Arrow in the Blue
- First edition dust cover
- Author: Arthur Koestler
- Genre: Autobiography
- Publisher: Collins with Hamish Hamilton
- Publication date: 1952
- Pages: 307 (cloth bound)
- Followed by: The Invisible Writing

= Arrow in the Blue =

1952 autobiography by Arthur Koestler

Arrow in the Blue is an autobiography covering the first 26 years of Arthur Koestler's life (1905–1931). It was published in 1952 by Collins with Hamish Hamilton Ltd. and has been reprinted several times.

==The book and its contents==

The first edition was cloth-bound and measured 210mm x 140mm, 307 pages, including four monochrome illustrations. (No ISBN)

The book is divided into five chronological Parts:
- 1905-1921
- 1922-1926
- 1926-1927
- 1927-1930
- 1930-1931

Each Part deals with a different phase in the author's life.
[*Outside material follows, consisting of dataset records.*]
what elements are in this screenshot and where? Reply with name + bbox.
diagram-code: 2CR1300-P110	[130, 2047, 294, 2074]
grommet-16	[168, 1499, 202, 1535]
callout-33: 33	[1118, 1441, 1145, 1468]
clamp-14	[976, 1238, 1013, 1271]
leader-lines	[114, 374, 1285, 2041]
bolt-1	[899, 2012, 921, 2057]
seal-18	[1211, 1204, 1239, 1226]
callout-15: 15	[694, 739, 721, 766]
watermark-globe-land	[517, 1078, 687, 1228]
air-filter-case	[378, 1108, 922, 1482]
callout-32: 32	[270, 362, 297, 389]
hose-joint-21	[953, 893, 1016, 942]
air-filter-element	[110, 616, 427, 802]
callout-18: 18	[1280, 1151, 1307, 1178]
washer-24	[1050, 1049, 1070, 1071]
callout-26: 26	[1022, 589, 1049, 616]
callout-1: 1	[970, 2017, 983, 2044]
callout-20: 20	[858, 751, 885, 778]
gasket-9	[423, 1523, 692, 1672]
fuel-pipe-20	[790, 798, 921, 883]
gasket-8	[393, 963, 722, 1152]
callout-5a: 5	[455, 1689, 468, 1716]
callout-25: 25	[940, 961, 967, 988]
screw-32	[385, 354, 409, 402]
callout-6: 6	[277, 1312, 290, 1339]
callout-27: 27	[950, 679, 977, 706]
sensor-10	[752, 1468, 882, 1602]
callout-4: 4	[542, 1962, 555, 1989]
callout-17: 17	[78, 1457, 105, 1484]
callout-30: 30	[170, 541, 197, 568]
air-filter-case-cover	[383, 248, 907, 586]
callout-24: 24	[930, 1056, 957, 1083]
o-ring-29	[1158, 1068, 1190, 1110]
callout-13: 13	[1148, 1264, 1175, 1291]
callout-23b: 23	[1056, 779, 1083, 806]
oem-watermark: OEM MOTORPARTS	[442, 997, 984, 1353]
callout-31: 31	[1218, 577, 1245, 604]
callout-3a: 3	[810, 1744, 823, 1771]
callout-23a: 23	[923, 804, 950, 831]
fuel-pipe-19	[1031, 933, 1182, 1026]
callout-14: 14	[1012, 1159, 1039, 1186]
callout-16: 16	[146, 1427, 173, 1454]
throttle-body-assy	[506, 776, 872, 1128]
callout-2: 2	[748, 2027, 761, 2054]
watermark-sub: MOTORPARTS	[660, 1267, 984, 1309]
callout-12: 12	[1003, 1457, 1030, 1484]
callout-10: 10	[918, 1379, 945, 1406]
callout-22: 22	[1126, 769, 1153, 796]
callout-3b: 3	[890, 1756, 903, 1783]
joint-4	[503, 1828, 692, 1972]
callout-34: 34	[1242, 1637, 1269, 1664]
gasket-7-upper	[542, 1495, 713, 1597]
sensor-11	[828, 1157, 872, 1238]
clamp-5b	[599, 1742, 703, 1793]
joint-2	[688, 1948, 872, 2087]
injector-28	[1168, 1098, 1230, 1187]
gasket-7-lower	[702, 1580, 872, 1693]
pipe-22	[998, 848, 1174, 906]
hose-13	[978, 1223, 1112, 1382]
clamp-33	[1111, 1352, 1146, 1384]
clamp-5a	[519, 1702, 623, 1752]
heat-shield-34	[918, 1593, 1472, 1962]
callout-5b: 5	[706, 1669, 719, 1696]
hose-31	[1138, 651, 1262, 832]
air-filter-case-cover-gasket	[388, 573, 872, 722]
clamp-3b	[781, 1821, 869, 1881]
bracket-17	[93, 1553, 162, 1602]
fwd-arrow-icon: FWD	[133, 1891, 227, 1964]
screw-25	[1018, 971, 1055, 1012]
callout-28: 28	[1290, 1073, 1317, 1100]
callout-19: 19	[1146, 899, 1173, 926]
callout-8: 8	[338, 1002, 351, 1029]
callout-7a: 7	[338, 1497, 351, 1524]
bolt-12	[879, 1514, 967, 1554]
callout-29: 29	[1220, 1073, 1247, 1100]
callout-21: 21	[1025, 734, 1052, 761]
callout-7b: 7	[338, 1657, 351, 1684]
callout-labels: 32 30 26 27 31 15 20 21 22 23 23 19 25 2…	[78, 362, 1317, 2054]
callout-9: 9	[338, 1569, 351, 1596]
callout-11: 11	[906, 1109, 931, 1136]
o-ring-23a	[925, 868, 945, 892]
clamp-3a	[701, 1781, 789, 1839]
The book covers the period from his birth in 1905 in Budapest, the dual capital of the Austro-Hungarian Monarchy, to 1931, when he joined the Communist Party of Germany. During these first twenty-six years of his life he was, among other things, a member of a Zionist duelling fraternity at the University of Vienna, a worker on a collective farm in Palestine, a street-vendor of lemonade in Haifa, editor of a newspaper in Cairo, foreign correspondent of the biggest Continental news agency in Paris and the Middle East, science editor of Ullstein Verlag, the pre-eminent publishing house in Germany, and a member of the North Pole expedition of the Graf Zeppelin

The book has three main themes: the historical background, personal adventure and the psychological analysis of his own spiritual development.